Hence, we will substitute \[x = 0\]
Hence, \[y = f\left( 0 \right) = {\left( 0 \right)^2} - 2\left( 0 \right) - 24 = - 24\]
Thus, the \[y\] intercept is \[\left( {0, - 24} \right)\]
Now, we will determine the \[x\] intercept, by substituting \[y = f\left( x \right) = 0\]
\[{x^2} - 2x - 24 = 0\]
Doing middle term split, we get
\[ \Rightarrow {x^2} - 6x + 4x - 24 = 0\]
\[ \Rightarrow x\left( {x - 6} \right) + 4\left( {x - 6} \right) = 0\]
Factoring out common terms, we get
\[ \Rightarrow \left( {x + 4} \right)\left( {x - 6} \right) = 0\]
By using zero product property, we get
\[\begin{array}{l} \Rightarrow \left( {x + 4} \right) = 0\\ \Rightarrow x = - 4\end{array}\]
Or
\[\begin{array}{l} \Rightarrow \left( {x - 6} \right) = 0\\ \Rightarrow x = 6\end{array}\]
Therefore, for \[y = 0\], we get two \[x\] intercepts, i.e. \[\left( { - 4,0} \right)\] and \[\left( {6,0} \right)\]
Now, we will determine the vertex by using the formula \[x = \dfrac{{ - b}}{{2a}}\] to find the \[x\]-value of the vertex and then, we will substitute this value in the function to find the corresponding value of \[y\].
In the given equation, \[{x^2} - 2x - 24 = 0\] by comparing it to \[a{x^2} + bx + c = 0\], we get,
\[a = 1\], \[b = - 2\] and \[c = - 24\]
Thus, substituting these values in \[x = \dfrac{{ - b}}{{2a}}\], we get,
\[x = \dfrac{{ - \left( { - 2} \right)}}{{2\left( 1 \right)}} = \dfrac{2}{2} = 1\]
Substituting this is the equation \[y = {x^2} - 2x - 24\], we get,
\[y = {1^2} - 2\left( 1 \right) - 24\]
Simplifying the expression, we get
\[ \Rightarrow y = 1 - 2 - 24 = - 25\]
Therefore, the vertex is: \[\left( {1, - 25} \right)\]
Also, let us substitute \[x = 2\] in the \[y = {x^2} - 2x - 24\] thus, we get,
\[y = {2^2} - 2\left( 2 \right) - 24\]
Simplifying the expression, we get
\[ \Rightarrow y = 4 - 4 - 24 = - 24\]
Therefore, the other point is \[\left( {2, - 24} \right)\]
Hence, we will plot the graph having:
\[y\] intercept as \[\left( {0, - 24} \right)\]
\[x\] intercepts as \[\left( { - 4,0} \right)\] and \[\left( {6,0} \right)\]
Vertex: \[\left( {1, - 25} \right)\]
Extra point: \[\left( {2, - 24} \right)\]

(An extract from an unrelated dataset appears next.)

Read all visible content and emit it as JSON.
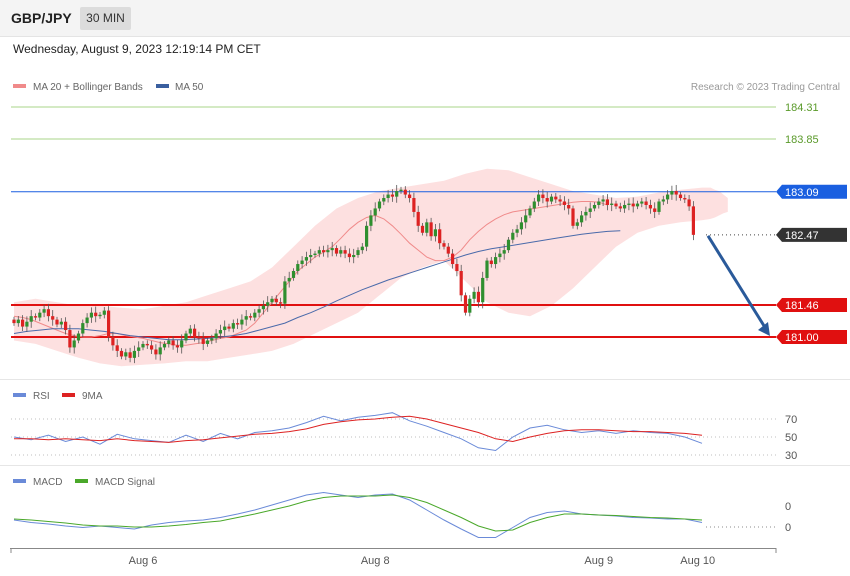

Hence, from this graph, we can clearly observe that the values \[x = - 4\]and \[x = 6\] when \[y = 0\]

Therefore, this is the required solution of the given equation \[{x^2} - 2x - 24 = 0\] by graphing.
Hence, this is the required answer.

Note:
An equation is called a quadratic equation if it can be written in the form of \[a{x^2} + bx + c = 0\] where \[a,b,c\] are real numbers and \[a \ne 0\] , as it is the coefficient of \[{x^2}\] and it determines that this is a quadratic equation. Also, the power of a quadratic equation will be 2 as it is a ‘quadratic equation’. Also, a quadratic equation will give us two roots and its graph is U-shaped as we can observe from this question.